Measuring Catastrophic Forgetting in Neural Networks

Abstract - 딥러닝은 인지 시스템에 좋은 성능을 보이지만 한번 학습이 되면 새로운 분야를 학습 하는건 어렵다 Deep neural networks are used in many state-of-the-art systems for machine perception. Once a network is trained to do a specific task, e.g., bird classification, it cannot easily be trained to do new tasks,

  • e.g., incrementally learning to recognize additional bird species or learning an entirely different task such as flower recognition.

새 학습이 더해지먼 catastrophically forgetting라는 이전 학습을 잃어 버리게 된다. When new tasks are added, typical deep neural networks are prone to catastrophically forgetting previous tasks. Networks that are capable of assimilating new information incrementally, much like how humans form new memories over time, will be more efficient than retraining the model from scratch each time a new task needs to be learned.

문제 해결을 위한 연구가 있었다. 하지만 비교는 없으며, 작은 문제(MNIST)에만 적용이 되어 왔다. There have been multiple attempts to develop schemes that mitigate catastrophic forgetting, but these methods have not been directly compared, the tests used to evaluate them vary considerably, and these methods have only been evaluated on small-scale problems (e.g., MNIST).

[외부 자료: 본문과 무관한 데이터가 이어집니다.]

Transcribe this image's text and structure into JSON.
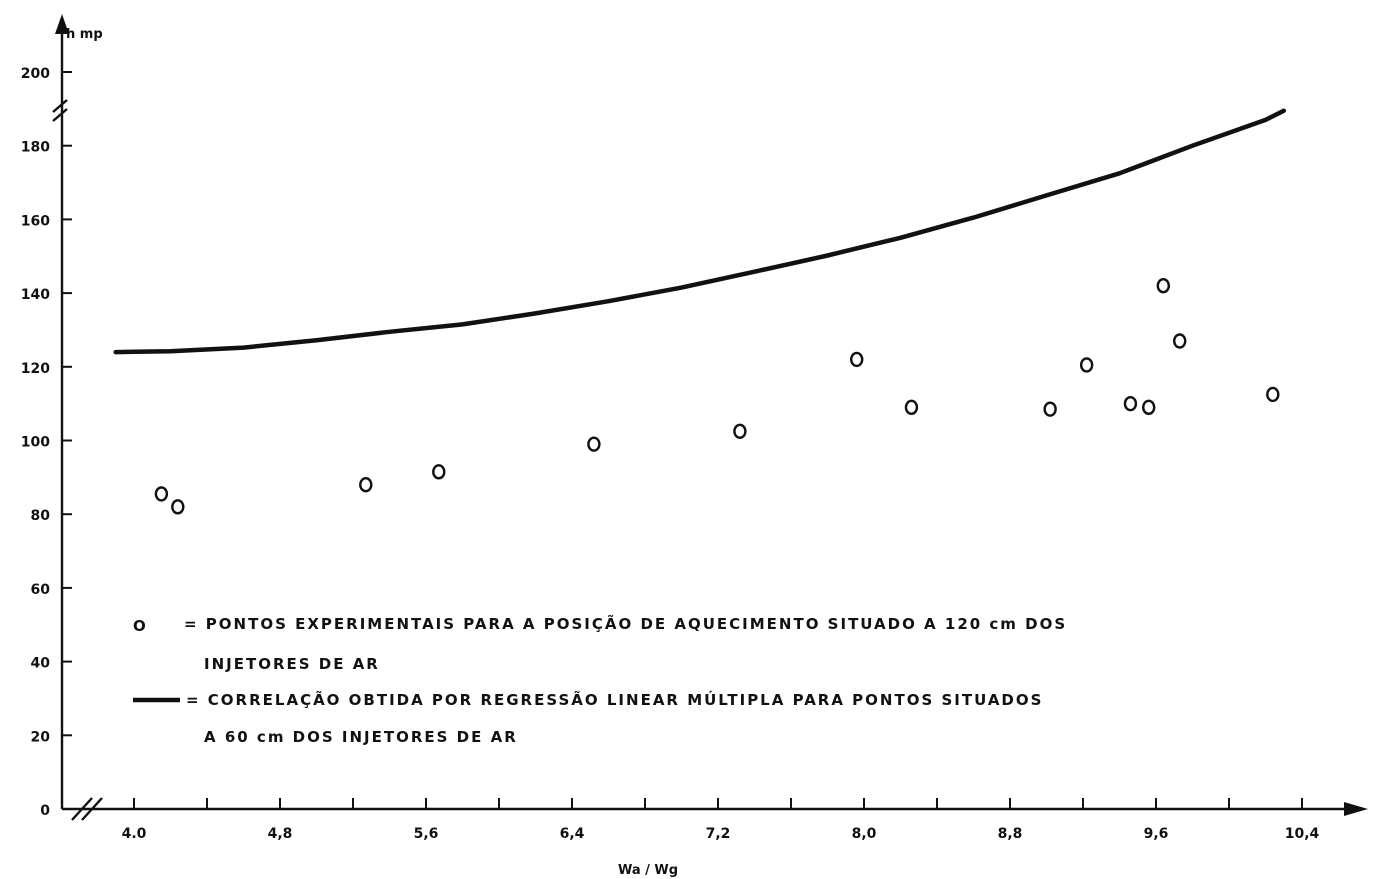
{
  "chart_data": {
    "type": "scatter",
    "ylabel": "h mp",
    "xlabel": "Wa / Wg",
    "x_ticks": [
      {
        "value": 4.0,
        "label": "4.0"
      },
      {
        "value": 4.8,
        "label": "4,8"
      },
      {
        "value": 5.6,
        "label": "5,6"
      },
      {
        "value": 6.4,
        "label": "6,4"
      },
      {
        "value": 7.2,
        "label": "7,2"
      },
      {
        "value": 8.0,
        "label": "8,0"
      },
      {
        "value": 8.8,
        "label": "8,8"
      },
      {
        "value": 9.6,
        "label": "9,6"
      },
      {
        "value": 10.4,
        "label": "10,4"
      }
    ],
    "y_ticks": [
      {
        "value": 0,
        "label": "0"
      },
      {
        "value": 20,
        "label": "20"
      },
      {
        "value": 40,
        "label": "40"
      },
      {
        "value": 60,
        "label": "60"
      },
      {
        "value": 80,
        "label": "80"
      },
      {
        "value": 100,
        "label": "100"
      },
      {
        "value": 120,
        "label": "120"
      },
      {
        "value": 140,
        "label": "140"
      },
      {
        "value": 160,
        "label": "160"
      },
      {
        "value": 180,
        "label": "180"
      },
      {
        "value": 200,
        "label": "200"
      }
    ],
    "axis_breaks": "both",
    "grid": false,
    "legend_position": "bottom-left",
    "series": [
      {
        "kind": "points",
        "marker": "circle-open",
        "legend_symbol": "O",
        "legend_lines": [
          "= PONTOS EXPERIMENTAIS PARA A POSIÇÃO DE AQUECIMENTO SITUADO A 120 cm DOS",
          "INJETORES DE AR"
        ],
        "points": [
          [
            4.15,
            85.5
          ],
          [
            4.24,
            82
          ],
          [
            5.27,
            88
          ],
          [
            5.67,
            91.5
          ],
          [
            6.52,
            99
          ],
          [
            7.32,
            102.5
          ],
          [
            7.96,
            122
          ],
          [
            8.26,
            109
          ],
          [
            9.02,
            108.5
          ],
          [
            9.22,
            120.5
          ],
          [
            9.46,
            110
          ],
          [
            9.56,
            109
          ],
          [
            9.64,
            142
          ],
          [
            9.73,
            127
          ],
          [
            10.24,
            112.5
          ]
        ]
      },
      {
        "kind": "line",
        "legend_lines": [
          "= CORRELAÇÃO OBTIDA POR REGRESSÃO LINEAR MÚLTIPLA PARA PONTOS SITUADOS",
          "A 60 cm DOS INJETORES DE AR"
        ],
        "points": [
          [
            3.9,
            124
          ],
          [
            4.2,
            124.2
          ],
          [
            4.6,
            125.2
          ],
          [
            5.0,
            127.2
          ],
          [
            5.4,
            129.5
          ],
          [
            5.8,
            131.5
          ],
          [
            6.2,
            134.5
          ],
          [
            6.6,
            137.8
          ],
          [
            7.0,
            141.5
          ],
          [
            7.4,
            145.8
          ],
          [
            7.8,
            150.2
          ],
          [
            8.2,
            155
          ],
          [
            8.6,
            160.5
          ],
          [
            9.0,
            166.5
          ],
          [
            9.4,
            172.5
          ],
          [
            9.8,
            180
          ],
          [
            10.2,
            187
          ],
          [
            10.3,
            189.5
          ]
        ]
      }
    ]
  }
}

본 논문에서는 성능평가 메트릭을 소개 하고 5가지로 분류된 기존 연구에 대하여 테스트 하였다. In this paper, we introduce new metrics and benchmarks for directly comparing five different mechanisms designed to mitigate catastrophic forgetting in neural networks:

  • regularization,
  • ensembling,
  • rehearsal,
  • dual-memory,
  • and sparse-coding.

Our experiments on real-world images and sounds show that the mechanism(s) that are critical for optimal performance vary based on the incremental training paradigm and type of data being used, but they all demonstrate that the catastrophic forgetting problem has yet to be solved

1. Introduction

딥러닝은 많은 분야에서 좋은 결과를 보이고 있다. While the basic architecture and training algorithms behind deep neural networks (DNNs) are over 30 years old, interest in them has never been greater in both industry and the artificial intelligence research community. Owing to far larger datasets, increases in computational power, and innovations in activation functions, DNNs have achieved near-human or super-human abilities on a number of problems, including image classification (He et al. 2016), speech-to-text (Khilari and Bhope 2015), and face identification (Schroff, Kalenichenko, and Philbin 2015). These algorithms power most of the recent advances in semantic segmentation (Long, Shelhamer, and Darrell 2015), visual question answering (Kafle and Kanan 2017), and reinforcement learning (Mnih et al. 2013).

하지만 새로운 학습을 진행시 발생 하는 파괴적 망각(catastrophically forgetting)은 해결 하지 못하고 있다.While these systems have become more capable, the standard multi-layer perceptron (MLP) architecture and typical training algorithms cannot handle incrementally learning new tasks or categories with-out catastrophically forgetting previously learned training data. Fixing this problem is critical to making agents that incrementally improve after deployment.

일부 특수한 경우에서는 전체 네트워크를 재 학습 하는 방법으로 망각문제 해결을 할수도 있다. 하지만 재 학습은 느리다. For non-embedded or personalized systems, catastrophic forgetting is often overcome simply by storing new training examples and then re-training either the entire network from scratch or possibly only the last few layers. In both cases, retraining uses both the previously learned examples and the new examples, randomly shuffling them so that they are independent and identically distributed (iid). Retraining can be slow, especially if a dataset has millions or billions of in instances.

망각문제는 30년 전에 소개 되었으며 많은 연구가 진행 되었다. Catastrophic forgetting was first recognized in MLPs almost 30 years ago (McCloskey and Cohen 1989). Since then, there have been multiple attempts to mitigate this phenomenon (Hinton and Plaut 1987; Robins 1995; Goodrich and Arel 2014; Draelos et al. 2016; Ren et al. 2017; Fernando et al. 2017; Kirkpatrick et al. 2017). However, these methods vary considerably in how they train and evaluate their models and they focus on small dataset, e.g., MNIST.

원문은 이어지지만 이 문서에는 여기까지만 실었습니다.